# Residence for my mother in Egypt



## yyyy (Apr 2, 2016)

Hi everyone. 

I could really use some urgent advice as my mother will be deported in a day. 

My mother has been living in Egypt for nearly a decade on a Jordanian passport (her birth nationality). Recently I discovered that due to a misunderstanding (bad info in Tor) she has been there without the proper stamp and was given a week to leave the country rather than the residence she asked for. Seems an issue is that at some point she mentioned her father was Palestinian and they do not offer residence for those of this origin. 

She was told originally that Jordanians do not require any formal arrangement (which always sounded odd to me) and this of course was wrong. 

She owns a house in Dahab and is 80 years old in July. Leaving Dahab would be very detrimental to her well being, though it would be easier for me if she moved back to Europe. 

She has a Netherlands passport (my father was Dutch) and I'd like to know how easy/difficult it is to apply for a residence on that one. I would ideally like to hire a lawyer to get it done as she has early stages of memory loss/dementia and having just spent a week in Cairo I cannot come back there so soon (work).
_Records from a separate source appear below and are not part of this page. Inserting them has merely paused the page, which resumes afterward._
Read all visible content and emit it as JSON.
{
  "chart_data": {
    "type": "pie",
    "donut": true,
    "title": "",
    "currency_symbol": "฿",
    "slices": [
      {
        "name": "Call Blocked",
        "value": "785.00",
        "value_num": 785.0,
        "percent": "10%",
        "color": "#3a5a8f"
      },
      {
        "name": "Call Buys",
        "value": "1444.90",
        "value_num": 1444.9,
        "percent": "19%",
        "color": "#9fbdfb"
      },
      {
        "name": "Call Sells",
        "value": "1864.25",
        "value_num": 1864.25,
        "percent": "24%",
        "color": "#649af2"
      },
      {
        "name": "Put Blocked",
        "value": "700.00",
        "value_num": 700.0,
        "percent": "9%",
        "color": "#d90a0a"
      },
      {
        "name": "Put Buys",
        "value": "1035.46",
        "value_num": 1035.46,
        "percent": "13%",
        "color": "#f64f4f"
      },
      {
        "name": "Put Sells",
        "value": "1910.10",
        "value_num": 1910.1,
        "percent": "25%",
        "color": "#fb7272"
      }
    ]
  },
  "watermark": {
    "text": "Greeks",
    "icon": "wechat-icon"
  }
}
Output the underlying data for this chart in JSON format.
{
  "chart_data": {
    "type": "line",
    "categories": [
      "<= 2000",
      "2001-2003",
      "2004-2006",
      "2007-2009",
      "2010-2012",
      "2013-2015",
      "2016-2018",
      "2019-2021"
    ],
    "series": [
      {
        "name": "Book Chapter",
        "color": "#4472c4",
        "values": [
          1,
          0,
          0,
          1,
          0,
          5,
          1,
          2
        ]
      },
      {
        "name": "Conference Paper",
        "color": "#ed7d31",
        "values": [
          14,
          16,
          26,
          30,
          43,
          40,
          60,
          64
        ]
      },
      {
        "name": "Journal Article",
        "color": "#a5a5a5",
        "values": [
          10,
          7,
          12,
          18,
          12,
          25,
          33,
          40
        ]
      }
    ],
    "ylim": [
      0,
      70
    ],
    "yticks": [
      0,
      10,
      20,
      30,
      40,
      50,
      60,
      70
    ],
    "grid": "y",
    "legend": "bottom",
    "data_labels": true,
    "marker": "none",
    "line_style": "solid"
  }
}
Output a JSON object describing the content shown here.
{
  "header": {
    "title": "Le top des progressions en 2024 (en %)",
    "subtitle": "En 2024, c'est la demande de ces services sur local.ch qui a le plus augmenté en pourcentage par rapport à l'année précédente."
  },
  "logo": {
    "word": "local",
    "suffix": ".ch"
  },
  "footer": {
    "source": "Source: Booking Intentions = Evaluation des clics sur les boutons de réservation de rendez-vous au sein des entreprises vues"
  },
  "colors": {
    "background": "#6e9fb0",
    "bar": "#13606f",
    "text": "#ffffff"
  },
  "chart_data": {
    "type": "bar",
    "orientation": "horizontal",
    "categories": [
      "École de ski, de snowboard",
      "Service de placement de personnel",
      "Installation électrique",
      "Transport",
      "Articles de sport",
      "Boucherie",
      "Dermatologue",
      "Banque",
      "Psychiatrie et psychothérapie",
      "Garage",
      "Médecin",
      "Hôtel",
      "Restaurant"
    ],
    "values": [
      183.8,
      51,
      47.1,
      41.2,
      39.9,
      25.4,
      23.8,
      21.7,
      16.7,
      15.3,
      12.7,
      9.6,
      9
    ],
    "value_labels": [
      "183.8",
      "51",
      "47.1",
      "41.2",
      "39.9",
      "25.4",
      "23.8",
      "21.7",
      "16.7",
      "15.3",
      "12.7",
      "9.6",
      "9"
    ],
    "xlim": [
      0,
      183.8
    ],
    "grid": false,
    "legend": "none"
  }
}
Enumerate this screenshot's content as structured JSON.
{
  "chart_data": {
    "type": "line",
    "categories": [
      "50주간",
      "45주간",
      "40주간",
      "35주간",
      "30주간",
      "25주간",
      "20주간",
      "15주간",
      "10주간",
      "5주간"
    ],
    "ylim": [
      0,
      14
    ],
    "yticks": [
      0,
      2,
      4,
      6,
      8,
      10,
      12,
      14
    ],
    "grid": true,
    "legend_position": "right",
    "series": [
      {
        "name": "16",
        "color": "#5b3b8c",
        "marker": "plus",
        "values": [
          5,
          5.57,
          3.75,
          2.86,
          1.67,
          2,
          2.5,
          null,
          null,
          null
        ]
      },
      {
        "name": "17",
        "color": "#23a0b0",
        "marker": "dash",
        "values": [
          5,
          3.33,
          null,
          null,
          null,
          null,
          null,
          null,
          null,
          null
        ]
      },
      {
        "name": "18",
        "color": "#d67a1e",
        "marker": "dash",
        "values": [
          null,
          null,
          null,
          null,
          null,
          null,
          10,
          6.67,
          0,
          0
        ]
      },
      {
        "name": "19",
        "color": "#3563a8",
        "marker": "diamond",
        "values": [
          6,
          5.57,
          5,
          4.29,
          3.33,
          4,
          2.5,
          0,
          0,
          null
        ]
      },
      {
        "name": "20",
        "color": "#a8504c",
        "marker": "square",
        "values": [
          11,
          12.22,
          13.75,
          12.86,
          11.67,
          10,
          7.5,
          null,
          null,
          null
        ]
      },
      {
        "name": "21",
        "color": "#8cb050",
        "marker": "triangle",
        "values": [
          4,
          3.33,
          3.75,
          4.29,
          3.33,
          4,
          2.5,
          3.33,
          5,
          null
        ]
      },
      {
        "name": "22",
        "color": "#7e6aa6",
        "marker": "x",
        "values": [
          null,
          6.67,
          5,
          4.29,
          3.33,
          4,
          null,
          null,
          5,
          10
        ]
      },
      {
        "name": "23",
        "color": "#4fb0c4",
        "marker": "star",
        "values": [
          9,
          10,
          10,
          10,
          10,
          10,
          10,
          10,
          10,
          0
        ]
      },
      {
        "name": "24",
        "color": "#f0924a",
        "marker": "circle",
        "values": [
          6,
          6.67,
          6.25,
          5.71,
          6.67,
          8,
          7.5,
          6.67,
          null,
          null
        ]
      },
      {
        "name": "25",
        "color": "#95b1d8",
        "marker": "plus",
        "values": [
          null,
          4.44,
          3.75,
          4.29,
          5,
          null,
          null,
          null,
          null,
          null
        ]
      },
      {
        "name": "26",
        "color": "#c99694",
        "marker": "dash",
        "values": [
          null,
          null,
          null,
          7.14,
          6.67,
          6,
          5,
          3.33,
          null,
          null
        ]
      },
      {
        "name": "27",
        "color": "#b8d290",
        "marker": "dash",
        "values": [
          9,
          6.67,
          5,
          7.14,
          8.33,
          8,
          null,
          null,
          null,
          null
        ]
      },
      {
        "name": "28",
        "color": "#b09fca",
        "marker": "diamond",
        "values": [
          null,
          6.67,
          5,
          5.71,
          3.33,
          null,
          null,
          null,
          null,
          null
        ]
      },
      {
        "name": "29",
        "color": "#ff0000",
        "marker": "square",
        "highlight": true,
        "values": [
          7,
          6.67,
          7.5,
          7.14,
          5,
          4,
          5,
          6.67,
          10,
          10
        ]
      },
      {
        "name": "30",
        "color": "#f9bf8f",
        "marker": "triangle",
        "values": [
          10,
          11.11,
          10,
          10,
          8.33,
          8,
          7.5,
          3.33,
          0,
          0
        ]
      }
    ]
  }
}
She has somewhere to stay in Cairo for as long as it takes. 

Thanks in advance for any guidance you may be able to offer. 

All the best.


----------



## MaidenScotland (Jun 6, 2009)

Firstly I do not think they will deport your mother..
There is a huge problems with visas just now and of course the usual left hand not knowing what the right hand is doing is all to visible
Is your mothers property registered. that makes a difference or at least should 
Over 60s years of age so also make a difference 
I would imagine using her Dutch passport might be easier but of course she now has no valid visa.. 
Yes they are making people leave the country for a day and then on re entry buy a tourist visa and then apply for residency 
Sorry I cannot be of any help but every single case is told something different at the ministry


----------



## hurghadapat (Mar 26, 2010)

yyyy said:


> Hi everyone.
> 
> I could really use some urgent advice as my mother will be deported in a day.
> 
> ...


As Maiden has already said this is an on going problem at the moment in Egypt with expats who live there on an extended tourist visa.Here is a link to a group that has been set up so people in the same position can post and ask for advice.



https://www.facebook.com/groups/937248653023647/?fref=ts


----------



## yyyy (Apr 2, 2016)

Hi, thanks so much. Yes, that's the conclusion I've come to. I just wanted to hear what people had experienced. That's very useful thank you. I'm booking her to Amman to stay with friends and then come back on the Dutch and apply for residence or whatever visa she can get.


----------



## hurghadapat (Mar 26, 2010)

yyyy said:


> Hi, thanks so much. Yes, that's the conclusion I've come to. I just wanted to hear what people had experienced. That's very useful thank you. I'm booking her to Amman to stay with friends and then come back on the Dutch and apply for residence or whatever visa she can get.



She may have to pay a fine when she leaves as she doesn't have a visa or correct visa,but once again it seems everyone is treated differently as some pay a fine and some don't.Depends what mood the person who is on passport control is in that day i think.


----------



## yyyy (Apr 2, 2016)

Hi thank you. We were told as she's over 60 she doesn't pay. That was the one thing everyone told us in the Mugamaa told us in the seven days we went there daily! I'm fine with paying a fine, I just hope they don't make her go back for another exit stamp or something...


----------